So the inevitable has finally happened, as council workers up and down the country come out on strike for higher pay. The offer on the table from Local Government Employers is 2.45%, with an element of 'bottom loading' - £100 extra a year - for those on lower pay scales.
Last year, I was asked to join the "Gang of Four" - the four local authority councillors who head up the national local government pay negotiation. On the union side were Peter Allenson from Transport and General, Heather Wakefield from Unison and Brian Strutton from GMB. Their initial seven-point claim was, of course, ludicrously high - our officer team told us that to meet their claim in full would have cost 12% on council tax.
I passionately wanted to establish new ground with the unions - to agree a realistic and affordable pay settlement as soon as possible, on the basis that we started to build trust and joint working towards making local government an employer of choice, rather than, in some councils, staff being paid less than they would working in the local supermarket.

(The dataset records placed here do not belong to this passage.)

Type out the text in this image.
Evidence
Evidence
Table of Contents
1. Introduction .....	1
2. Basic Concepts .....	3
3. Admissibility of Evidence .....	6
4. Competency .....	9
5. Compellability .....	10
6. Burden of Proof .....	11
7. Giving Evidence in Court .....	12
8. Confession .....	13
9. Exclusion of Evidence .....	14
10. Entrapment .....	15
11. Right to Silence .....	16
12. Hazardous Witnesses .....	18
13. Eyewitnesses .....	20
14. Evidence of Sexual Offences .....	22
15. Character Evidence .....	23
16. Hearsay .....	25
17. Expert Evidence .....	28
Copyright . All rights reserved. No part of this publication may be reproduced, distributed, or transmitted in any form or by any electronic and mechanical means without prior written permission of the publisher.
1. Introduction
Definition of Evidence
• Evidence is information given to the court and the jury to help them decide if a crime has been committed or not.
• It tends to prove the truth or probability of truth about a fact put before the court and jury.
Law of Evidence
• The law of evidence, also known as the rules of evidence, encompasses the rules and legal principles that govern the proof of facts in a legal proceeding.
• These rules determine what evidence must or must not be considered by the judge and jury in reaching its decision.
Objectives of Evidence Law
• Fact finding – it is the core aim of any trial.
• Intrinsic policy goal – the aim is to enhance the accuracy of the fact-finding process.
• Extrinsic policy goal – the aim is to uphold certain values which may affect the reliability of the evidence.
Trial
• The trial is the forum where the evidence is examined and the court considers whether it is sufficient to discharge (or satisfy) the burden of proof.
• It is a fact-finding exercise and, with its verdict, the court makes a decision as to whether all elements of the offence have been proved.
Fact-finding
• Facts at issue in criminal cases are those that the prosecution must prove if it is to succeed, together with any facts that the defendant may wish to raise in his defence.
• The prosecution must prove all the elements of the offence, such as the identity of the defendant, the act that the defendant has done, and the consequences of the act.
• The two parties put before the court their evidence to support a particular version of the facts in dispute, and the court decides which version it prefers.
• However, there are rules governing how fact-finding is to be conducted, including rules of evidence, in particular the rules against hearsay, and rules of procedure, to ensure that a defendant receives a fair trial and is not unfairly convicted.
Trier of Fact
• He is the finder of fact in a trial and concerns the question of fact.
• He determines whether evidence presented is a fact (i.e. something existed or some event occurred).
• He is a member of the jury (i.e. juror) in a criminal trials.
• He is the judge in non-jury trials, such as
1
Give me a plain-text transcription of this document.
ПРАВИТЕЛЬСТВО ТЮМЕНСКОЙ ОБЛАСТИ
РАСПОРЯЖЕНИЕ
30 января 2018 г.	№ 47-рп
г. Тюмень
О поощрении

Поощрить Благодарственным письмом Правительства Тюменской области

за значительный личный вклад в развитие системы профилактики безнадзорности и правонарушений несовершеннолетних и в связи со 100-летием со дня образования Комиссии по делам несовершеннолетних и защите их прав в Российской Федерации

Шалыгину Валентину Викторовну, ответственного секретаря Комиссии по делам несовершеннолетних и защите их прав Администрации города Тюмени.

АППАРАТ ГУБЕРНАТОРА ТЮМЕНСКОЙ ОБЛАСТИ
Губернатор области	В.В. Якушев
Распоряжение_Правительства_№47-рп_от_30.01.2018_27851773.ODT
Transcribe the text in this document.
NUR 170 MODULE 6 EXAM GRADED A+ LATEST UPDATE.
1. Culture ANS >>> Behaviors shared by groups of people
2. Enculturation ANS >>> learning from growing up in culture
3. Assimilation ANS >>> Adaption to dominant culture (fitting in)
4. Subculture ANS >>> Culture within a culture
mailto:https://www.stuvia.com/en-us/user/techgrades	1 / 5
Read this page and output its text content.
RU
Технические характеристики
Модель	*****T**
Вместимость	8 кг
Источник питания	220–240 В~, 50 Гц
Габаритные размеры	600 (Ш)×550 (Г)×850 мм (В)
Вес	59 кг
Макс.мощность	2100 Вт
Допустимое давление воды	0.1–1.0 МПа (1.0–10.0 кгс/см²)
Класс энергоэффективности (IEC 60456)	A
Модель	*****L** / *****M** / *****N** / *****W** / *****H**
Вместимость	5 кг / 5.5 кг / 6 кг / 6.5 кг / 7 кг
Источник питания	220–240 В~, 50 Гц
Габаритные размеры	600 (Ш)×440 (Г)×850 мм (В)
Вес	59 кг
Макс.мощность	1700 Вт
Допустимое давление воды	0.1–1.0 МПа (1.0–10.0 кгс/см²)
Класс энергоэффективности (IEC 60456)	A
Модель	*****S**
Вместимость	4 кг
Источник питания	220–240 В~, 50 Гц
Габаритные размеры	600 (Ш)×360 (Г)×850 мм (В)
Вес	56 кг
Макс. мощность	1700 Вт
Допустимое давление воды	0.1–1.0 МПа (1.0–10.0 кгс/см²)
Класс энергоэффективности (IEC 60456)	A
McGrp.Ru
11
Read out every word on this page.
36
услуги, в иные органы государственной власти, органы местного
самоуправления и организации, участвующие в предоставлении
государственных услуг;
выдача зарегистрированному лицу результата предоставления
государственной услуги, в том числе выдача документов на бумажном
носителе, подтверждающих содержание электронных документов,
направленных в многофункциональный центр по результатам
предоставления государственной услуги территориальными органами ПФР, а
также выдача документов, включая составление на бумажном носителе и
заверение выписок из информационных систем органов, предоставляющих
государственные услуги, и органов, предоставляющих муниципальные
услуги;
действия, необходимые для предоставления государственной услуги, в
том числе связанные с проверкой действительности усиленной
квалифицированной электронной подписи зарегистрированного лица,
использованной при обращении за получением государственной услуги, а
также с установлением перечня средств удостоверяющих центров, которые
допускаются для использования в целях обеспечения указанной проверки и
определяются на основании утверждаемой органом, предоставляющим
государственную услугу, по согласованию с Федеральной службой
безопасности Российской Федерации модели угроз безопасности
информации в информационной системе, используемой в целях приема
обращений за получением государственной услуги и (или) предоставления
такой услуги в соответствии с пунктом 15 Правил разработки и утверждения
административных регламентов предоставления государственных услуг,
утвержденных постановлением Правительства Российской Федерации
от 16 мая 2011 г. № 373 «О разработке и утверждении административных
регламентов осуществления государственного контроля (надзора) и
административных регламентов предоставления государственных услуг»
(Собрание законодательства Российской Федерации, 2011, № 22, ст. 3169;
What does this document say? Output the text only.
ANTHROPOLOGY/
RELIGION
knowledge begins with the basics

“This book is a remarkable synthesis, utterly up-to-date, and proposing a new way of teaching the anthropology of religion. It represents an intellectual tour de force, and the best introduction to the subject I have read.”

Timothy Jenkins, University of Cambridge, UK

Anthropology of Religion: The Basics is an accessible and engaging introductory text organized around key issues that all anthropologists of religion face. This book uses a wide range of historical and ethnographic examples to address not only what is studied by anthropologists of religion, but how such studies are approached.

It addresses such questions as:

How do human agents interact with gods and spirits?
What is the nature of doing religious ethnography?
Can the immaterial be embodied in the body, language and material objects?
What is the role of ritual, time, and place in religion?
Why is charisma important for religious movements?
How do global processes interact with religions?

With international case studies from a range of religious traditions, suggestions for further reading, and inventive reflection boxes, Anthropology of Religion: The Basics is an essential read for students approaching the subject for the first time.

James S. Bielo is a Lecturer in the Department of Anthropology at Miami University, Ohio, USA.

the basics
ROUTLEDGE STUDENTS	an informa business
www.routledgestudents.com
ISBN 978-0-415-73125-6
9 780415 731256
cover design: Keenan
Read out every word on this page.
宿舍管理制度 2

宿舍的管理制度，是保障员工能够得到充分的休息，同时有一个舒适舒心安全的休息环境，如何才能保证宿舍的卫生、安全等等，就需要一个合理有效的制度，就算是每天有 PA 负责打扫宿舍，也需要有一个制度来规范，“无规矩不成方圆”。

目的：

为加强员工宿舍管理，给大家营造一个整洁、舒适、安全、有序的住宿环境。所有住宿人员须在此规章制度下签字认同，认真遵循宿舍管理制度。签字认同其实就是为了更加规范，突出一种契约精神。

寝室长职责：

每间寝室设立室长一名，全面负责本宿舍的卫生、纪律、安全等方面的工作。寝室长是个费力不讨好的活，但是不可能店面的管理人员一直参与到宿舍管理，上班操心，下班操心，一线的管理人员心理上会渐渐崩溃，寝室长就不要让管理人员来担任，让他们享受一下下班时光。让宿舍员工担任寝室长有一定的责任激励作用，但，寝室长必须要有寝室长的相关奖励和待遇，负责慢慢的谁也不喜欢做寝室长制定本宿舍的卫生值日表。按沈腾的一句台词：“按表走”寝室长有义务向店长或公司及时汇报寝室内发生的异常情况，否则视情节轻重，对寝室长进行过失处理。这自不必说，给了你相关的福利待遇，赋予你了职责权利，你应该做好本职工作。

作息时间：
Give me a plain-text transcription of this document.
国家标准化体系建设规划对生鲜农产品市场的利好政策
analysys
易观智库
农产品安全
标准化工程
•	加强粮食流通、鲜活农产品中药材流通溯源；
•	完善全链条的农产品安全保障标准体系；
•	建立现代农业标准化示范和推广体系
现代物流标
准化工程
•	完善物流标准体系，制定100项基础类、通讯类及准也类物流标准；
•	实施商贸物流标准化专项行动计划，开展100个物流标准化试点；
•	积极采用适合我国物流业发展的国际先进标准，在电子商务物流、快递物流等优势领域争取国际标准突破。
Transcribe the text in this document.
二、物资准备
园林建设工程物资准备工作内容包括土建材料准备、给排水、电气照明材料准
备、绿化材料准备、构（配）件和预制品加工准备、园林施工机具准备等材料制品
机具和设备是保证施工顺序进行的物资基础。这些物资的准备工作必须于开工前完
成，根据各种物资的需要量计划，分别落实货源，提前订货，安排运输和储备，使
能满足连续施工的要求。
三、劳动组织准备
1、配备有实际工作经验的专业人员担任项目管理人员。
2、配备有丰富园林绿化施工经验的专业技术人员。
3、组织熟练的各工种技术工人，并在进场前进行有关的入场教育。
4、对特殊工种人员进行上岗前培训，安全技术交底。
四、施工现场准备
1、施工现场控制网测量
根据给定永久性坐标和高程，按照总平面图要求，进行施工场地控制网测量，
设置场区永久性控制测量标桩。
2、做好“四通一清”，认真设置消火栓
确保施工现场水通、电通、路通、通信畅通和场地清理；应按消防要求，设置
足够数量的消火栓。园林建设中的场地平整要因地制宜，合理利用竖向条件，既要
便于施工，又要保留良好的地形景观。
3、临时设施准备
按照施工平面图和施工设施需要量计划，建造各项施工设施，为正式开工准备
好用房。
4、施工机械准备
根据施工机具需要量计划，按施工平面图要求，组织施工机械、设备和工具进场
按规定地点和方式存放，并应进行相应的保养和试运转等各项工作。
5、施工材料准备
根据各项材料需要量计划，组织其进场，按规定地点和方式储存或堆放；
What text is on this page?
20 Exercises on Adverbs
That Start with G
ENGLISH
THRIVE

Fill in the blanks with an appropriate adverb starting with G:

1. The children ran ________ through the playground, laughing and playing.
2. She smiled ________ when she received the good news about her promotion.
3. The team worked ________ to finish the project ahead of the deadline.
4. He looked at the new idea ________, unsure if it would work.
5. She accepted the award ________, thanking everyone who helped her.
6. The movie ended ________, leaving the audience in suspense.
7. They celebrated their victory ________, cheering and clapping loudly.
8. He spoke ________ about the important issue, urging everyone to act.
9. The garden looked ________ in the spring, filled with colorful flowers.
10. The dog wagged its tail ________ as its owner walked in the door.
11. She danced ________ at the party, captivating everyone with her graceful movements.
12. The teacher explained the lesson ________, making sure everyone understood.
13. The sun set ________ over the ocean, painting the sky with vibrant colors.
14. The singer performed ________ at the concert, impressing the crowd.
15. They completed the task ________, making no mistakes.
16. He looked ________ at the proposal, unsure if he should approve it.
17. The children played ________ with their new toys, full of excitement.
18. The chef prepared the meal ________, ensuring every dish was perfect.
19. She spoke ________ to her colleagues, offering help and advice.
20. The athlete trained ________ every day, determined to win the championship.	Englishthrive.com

In the meantime, of course, the police were royally conned over their pay deal, and are rightly furious.
Unfortunately, I left the negotiations after just five months, but have often wondered whether, despite the industrial action, the employers' side made headway on those original discussions.
Because if Gordon Brown's position remains a testosterone-filled "2% and no more because I say so", then I fear town and county halls the length and breadth of this country will start to get what they pay for, and efficient, affordable local public services will become a distant memory.